Подколзин яростно запыхтел, его подбородок взмыл еще выше. Лицо обиженного коня выразило почти страдание.

— Нечего так переживать, — примирительно сказал Яков Дьяков. — Я говорю для твоей же пользы.

— О, конечно, — усмехнулся Подколзин. — Московский дорожник... кто ж я еще? Воздушный шарик, тобой надутый, создание твоих рук, пустышка, сам по себе ничего не значу. При этом с завышенной самооценкой — как Маркашов или Демьянов. Скажи уж прямо — чего стесняться?

— Довольно, — оборвал его Дьяков. — Ты окончательно оборзел. Пашу на него с утра до ночи и вместо признательности имею скулеж, истерику, визг, монологи в ложноклассицистской манере. В конце концов все в твоих руках. Выдь на Волгу или на площадь и заяви, что “Кнут” не написан, что все это — адский эксперимент, пародия, мистификация. Ради бога, никто тебе не препятствует.

Подколзин спрятал в ладонях голову и долго тискал ее, тихо всхлипывая. Потом еле слышно проговорил:

— Не могу.

— Ах, не можешь...

— Да. Не могу. Я уже привык к поклонению.

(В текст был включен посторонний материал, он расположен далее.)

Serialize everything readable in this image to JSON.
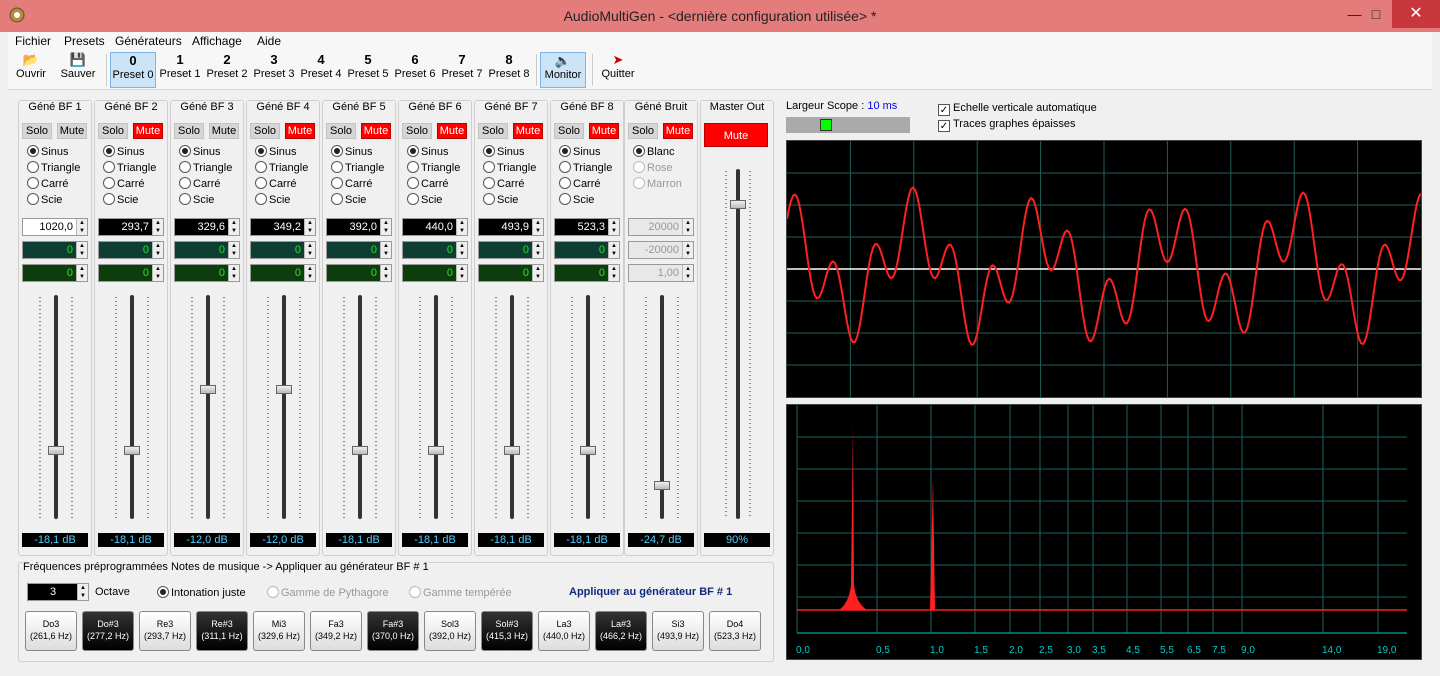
{
  "window": {
    "title": "AudioMultiGen - <dernière configuration utilisée> *"
  },
  "menu": [
    "Fichier",
    "Presets",
    "Générateurs",
    "Affichage",
    "Aide"
  ],
  "toolbar": {
    "open": "Ouvrir",
    "save": "Sauver",
    "presets": [
      {
        "num": "0",
        "label": "Preset 0"
      },
      {
        "num": "1",
        "label": "Preset 1"
      },
      {
        "num": "2",
        "label": "Preset 2"
      },
      {
        "num": "3",
        "label": "Preset 3"
      },
      {
        "num": "4",
        "label": "Preset 4"
      },
      {
        "num": "5",
        "label": "Preset 5"
      },
      {
        "num": "6",
        "label": "Preset 6"
      },
      {
        "num": "7",
        "label": "Preset 7"
      },
      {
        "num": "8",
        "label": "Preset 8"
      }
    ],
    "monitor": "Monitor",
    "quit": "Quitter"
  },
  "common": {
    "solo": "Solo",
    "mute": "Mute",
    "sinus": "Sinus",
    "triangle": "Triangle",
    "carre": "Carré",
    "scie": "Scie"
  },
  "generators": [
    {
      "title": "Géné BF 1",
      "freq": "1020,0",
      "a": "0",
      "b": "0",
      "db": "-18,1 dB",
      "mute": false,
      "level": 0.31
    },
    {
      "title": "Géné BF 2",
      "freq": "293,7",
      "a": "0",
      "b": "0",
      "db": "-18,1 dB",
      "mute": true,
      "level": 0.31
    },
    {
      "title": "Géné BF 3",
      "freq": "329,6",
      "a": "0",
      "b": "0",
      "db": "-12,0 dB",
      "mute": false,
      "level": 0.58
    },
    {
      "title": "Géné BF 4",
      "freq": "349,2",
      "a": "0",
      "b": "0",
      "db": "-12,0 dB",
      "mute": true,
      "level": 0.58
    },
    {
      "title": "Géné BF 5",
      "freq": "392,0",
      "a": "0",
      "b": "0",
      "db": "-18,1 dB",
      "mute": true,
      "level": 0.31
    },
    {
      "title": "Géné BF 6",
      "freq": "440,0",
      "a": "0",
      "b": "0",
      "db": "-18,1 dB",
      "mute": true,
      "level": 0.31
    },
    {
      "title": "Géné BF 7",
      "freq": "493,9",
      "a": "0",
      "b": "0",
      "db": "-18,1 dB",
      "mute": true,
      "level": 0.31
    },
    {
      "title": "Géné BF 8",
      "freq": "523,3",
      "a": "0",
      "b": "0",
      "db": "-18,1 dB",
      "mute": true,
      "level": 0.31
    }
  ],
  "noise": {
    "title": "Géné Bruit",
    "blanc": "Blanc",
    "rose": "Rose",
    "marron": "Marron",
    "v1": "20000",
    "v2": "-20000",
    "v3": "1,00",
    "db": "-24,7 dB",
    "level": 0.15
  },
  "master": {
    "title": "Master Out",
    "mute": "Mute",
    "value": "90%",
    "level": 0.9
  },
  "scope": {
    "label": "Largeur Scope : ",
    "value": "10 ms",
    "auto": "Echelle verticale automatique",
    "thick": "Traces graphes épaisses"
  },
  "spectrum_ticks": [
    "0,0",
    "0,5",
    "1,0",
    "1,5",
    "2,0",
    "2,5",
    "3,0",
    "3,5",
    "4,5",
    "5,5",
    "6,5",
    "7,5",
    "9,0",
    "14,0",
    "19,0"
  ],
  "presets_panel": {
    "title": "Fréquences préprogrammées Notes de musique -> Appliquer au générateur BF # 1",
    "octave_value": "3",
    "octave_label": "Octave",
    "intonation": "Intonation juste",
    "pythagore": "Gamme de Pythagore",
    "temperee": "Gamme tempérée",
    "apply": "Appliquer au générateur BF # 1",
    "notes": [
      {
        "name": "Do3",
        "hz": "(261,6 Hz)",
        "dark": false
      },
      {
        "name": "Do#3",
        "hz": "(277,2 Hz)",
        "dark": true
      },
      {
        "name": "Re3",
        "hz": "(293,7 Hz)",
        "dark": false
      },
      {
        "name": "Re#3",
        "hz": "(311,1 Hz)",
        "dark": true
      },
      {
        "name": "Mi3",
        "hz": "(329,6 Hz)",
        "dark": false
      },
      {
        "name": "Fa3",
        "hz": "(349,2 Hz)",
        "dark": false
      },
      {
        "name": "Fa#3",
        "hz": "(370,0 Hz)",
        "dark": true
      },
      {
        "name": "Sol3",
        "hz": "(392,0 Hz)",
        "dark": false
      },
      {
        "name": "Sol#3",
        "hz": "(415,3 Hz)",
        "dark": true
      },
      {
        "name": "La3",
        "hz": "(440,0 Hz)",
        "dark": false
      },
      {
        "name": "La#3",
        "hz": "(466,2 Hz)",
        "dark": true
      },
      {
        "name": "Si3",
        "hz": "(493,9 Hz)",
        "dark": false
      },
      {
        "name": "Do4",
        "hz": "(523,3 Hz)",
        "dark": false
      }
    ]
  },
  "colors": {
    "trace": "#ff2020",
    "grid": "#1f5f5a",
    "baseline": "#ffffff",
    "title_bar": "#e57c7c"
  }
}
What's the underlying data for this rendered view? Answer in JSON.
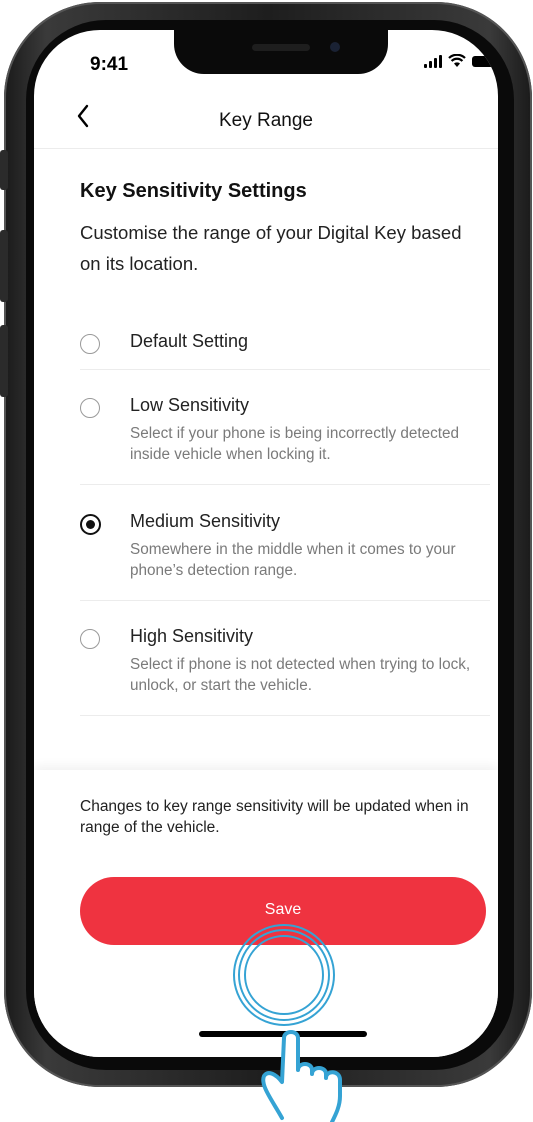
{
  "status_bar": {
    "time": "9:41"
  },
  "header": {
    "back_icon": "chevron-left-icon",
    "title": "Key Range"
  },
  "section": {
    "title": "Key Sensitivity Settings",
    "description": "Customise the range of your Digital Key based on its location."
  },
  "options": [
    {
      "title": "Default Setting",
      "description": "",
      "selected": false
    },
    {
      "title": "Low Sensitivity",
      "description": "Select if your phone is being incorrectly detected inside vehicle when locking it.",
      "selected": false
    },
    {
      "title": "Medium Sensitivity",
      "description": "Somewhere in the middle when it comes to your phone’s detection range.",
      "selected": true
    },
    {
      "title": "High Sensitivity",
      "description": "Select if phone is not detected when trying to lock, unlock, or start the vehicle.",
      "selected": false
    }
  ],
  "footer": {
    "note": "Changes to key range sensitivity will be updated when in range of the vehicle.",
    "save_label": "Save"
  },
  "colors": {
    "accent": "#ef3340",
    "touch_highlight": "#35a3d4"
  }
}
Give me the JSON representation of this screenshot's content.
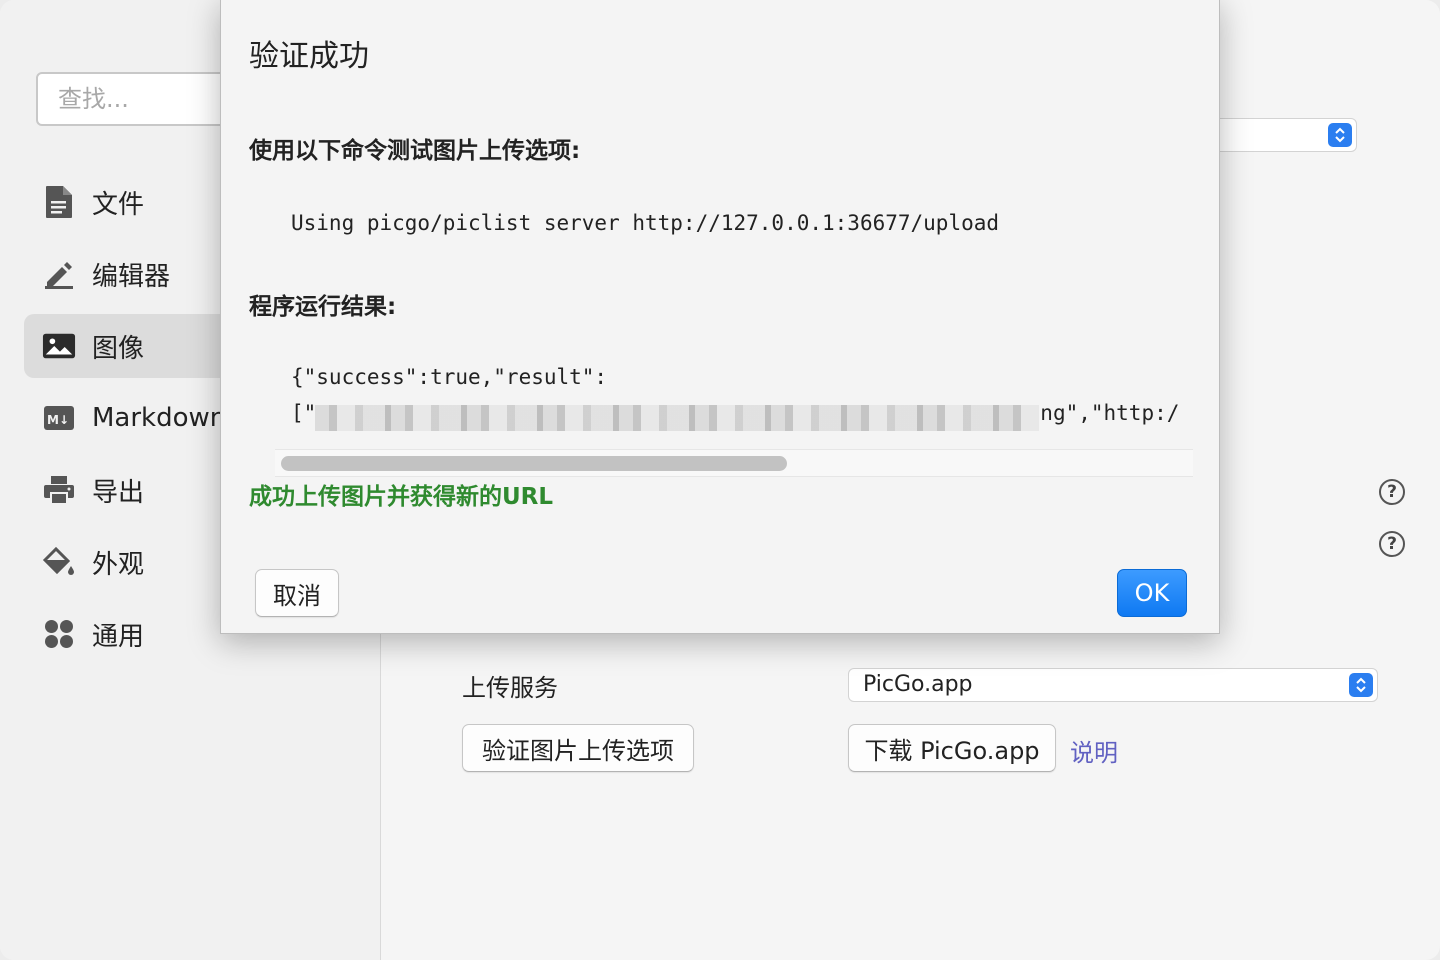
{
  "sidebar": {
    "search_placeholder": "查找...",
    "items": [
      {
        "label": "文件",
        "icon": "document-icon"
      },
      {
        "label": "编辑器",
        "icon": "pencil-icon"
      },
      {
        "label": "图像",
        "icon": "image-icon",
        "active": true
      },
      {
        "label": "Markdown",
        "icon": "markdown-icon"
      },
      {
        "label": "导出",
        "icon": "printer-icon"
      },
      {
        "label": "外观",
        "icon": "paint-bucket-icon"
      },
      {
        "label": "通用",
        "icon": "grid-icon"
      }
    ]
  },
  "main": {
    "upload_service_label": "上传服务",
    "upload_service_value": "PicGo.app",
    "verify_button": "验证图片上传选项",
    "download_button": "下载 PicGo.app",
    "help_link": "说明"
  },
  "dialog": {
    "title": "验证成功",
    "test_heading": "使用以下命令测试图片上传选项:",
    "command": "Using picgo/piclist server http://127.0.0.1:36677/upload",
    "result_heading": "程序运行结果:",
    "result_line1": "{\"success\":true,\"result\":",
    "result_line2_start": "[\"",
    "result_line2_end": "ng\",\"http:/",
    "success_message": "成功上传图片并获得新的URL",
    "cancel_button": "取消",
    "ok_button": "OK"
  },
  "colors": {
    "accent": "#0f79f2",
    "success": "#2f8a2f",
    "link": "#6161c2",
    "close": "#fe5f57"
  }
}
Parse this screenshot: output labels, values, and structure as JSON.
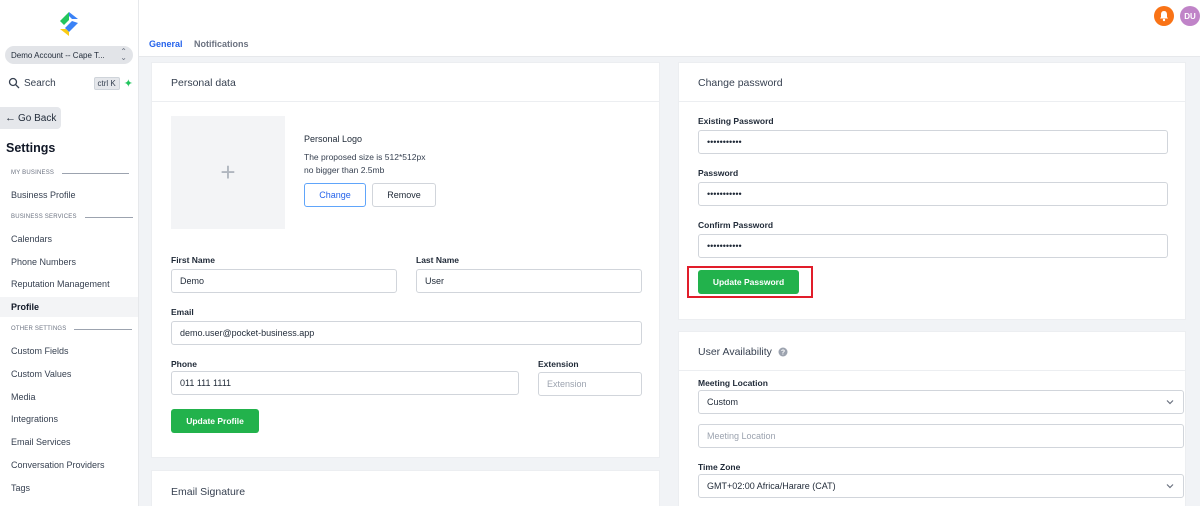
{
  "sidebar": {
    "account": "Demo Account -- Cape T...",
    "search_label": "Search",
    "search_shortcut": "ctrl K",
    "go_back": "Go Back",
    "title": "Settings",
    "section_my_business": "MY BUSINESS",
    "section_business_services": "BUSINESS SERVICES",
    "section_other_settings": "OTHER SETTINGS",
    "items": [
      {
        "label": "Business Profile"
      },
      {
        "label": "Calendars"
      },
      {
        "label": "Phone Numbers"
      },
      {
        "label": "Reputation Management"
      },
      {
        "label": "Profile"
      },
      {
        "label": "Custom Fields"
      },
      {
        "label": "Custom Values"
      },
      {
        "label": "Media"
      },
      {
        "label": "Integrations"
      },
      {
        "label": "Email Services"
      },
      {
        "label": "Conversation Providers"
      },
      {
        "label": "Tags"
      }
    ],
    "active_item": "Profile"
  },
  "header": {
    "tabs": [
      {
        "label": "General"
      },
      {
        "label": "Notifications"
      }
    ],
    "active_tab": "General",
    "avatar_initials": "DU"
  },
  "personal": {
    "title": "Personal data",
    "logo_title": "Personal Logo",
    "logo_hint_1": "The proposed size is 512*512px",
    "logo_hint_2": "no bigger than 2.5mb",
    "change": "Change",
    "remove": "Remove",
    "first_name_label": "First Name",
    "first_name": "Demo",
    "last_name_label": "Last Name",
    "last_name": "User",
    "email_label": "Email",
    "email": "demo.user@pocket-business.app",
    "phone_label": "Phone",
    "phone": "011 111 1111",
    "extension_label": "Extension",
    "extension_placeholder": "Extension",
    "update_profile": "Update Profile"
  },
  "signature": {
    "title": "Email Signature"
  },
  "password": {
    "title": "Change password",
    "existing_label": "Existing Password",
    "existing_value": "•••••••••••",
    "password_label": "Password",
    "password_value": "•••••••••••",
    "confirm_label": "Confirm Password",
    "confirm_value": "•••••••••••",
    "update_password": "Update Password"
  },
  "availability": {
    "title": "User Availability",
    "meeting_location_label": "Meeting Location",
    "meeting_location_value": "Custom",
    "meeting_location_placeholder": "Meeting Location",
    "timezone_label": "Time Zone",
    "timezone_value": "GMT+02:00 Africa/Harare (CAT)"
  },
  "colors": {
    "accent_blue": "#2563eb",
    "primary_green": "#22b24c",
    "highlight_red": "#e11d2a",
    "bell_orange": "#f97316"
  }
}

Дьяков удовлетворенно сказал:

— То-то. Так нечего хулиганить.

Подколзин утер влажные очи и тихо выдохнул:

— Не понимаю, почему ты мне все же не позволяешь увидеть Глафиру Питербарк?

— Потому что это слишком опасно, — терпеливо объяснил Яков Дьяков. — Декадентки это такие кобры! Для игр с ними ты простодушен. По закону дискретности тебя вычленят, расчленят, разложат на элементы. Глафира Питербарк в два мгновения парализует твою слабую волю. Она потребует твоей рукописи, чтоб сделать из нее свой талмуд. Что ты ей скажешь — беспомощный, млеющий, не способный к сопротивлению, зависящий от ее доброго взгляда, даже от взмаха ее ресниц?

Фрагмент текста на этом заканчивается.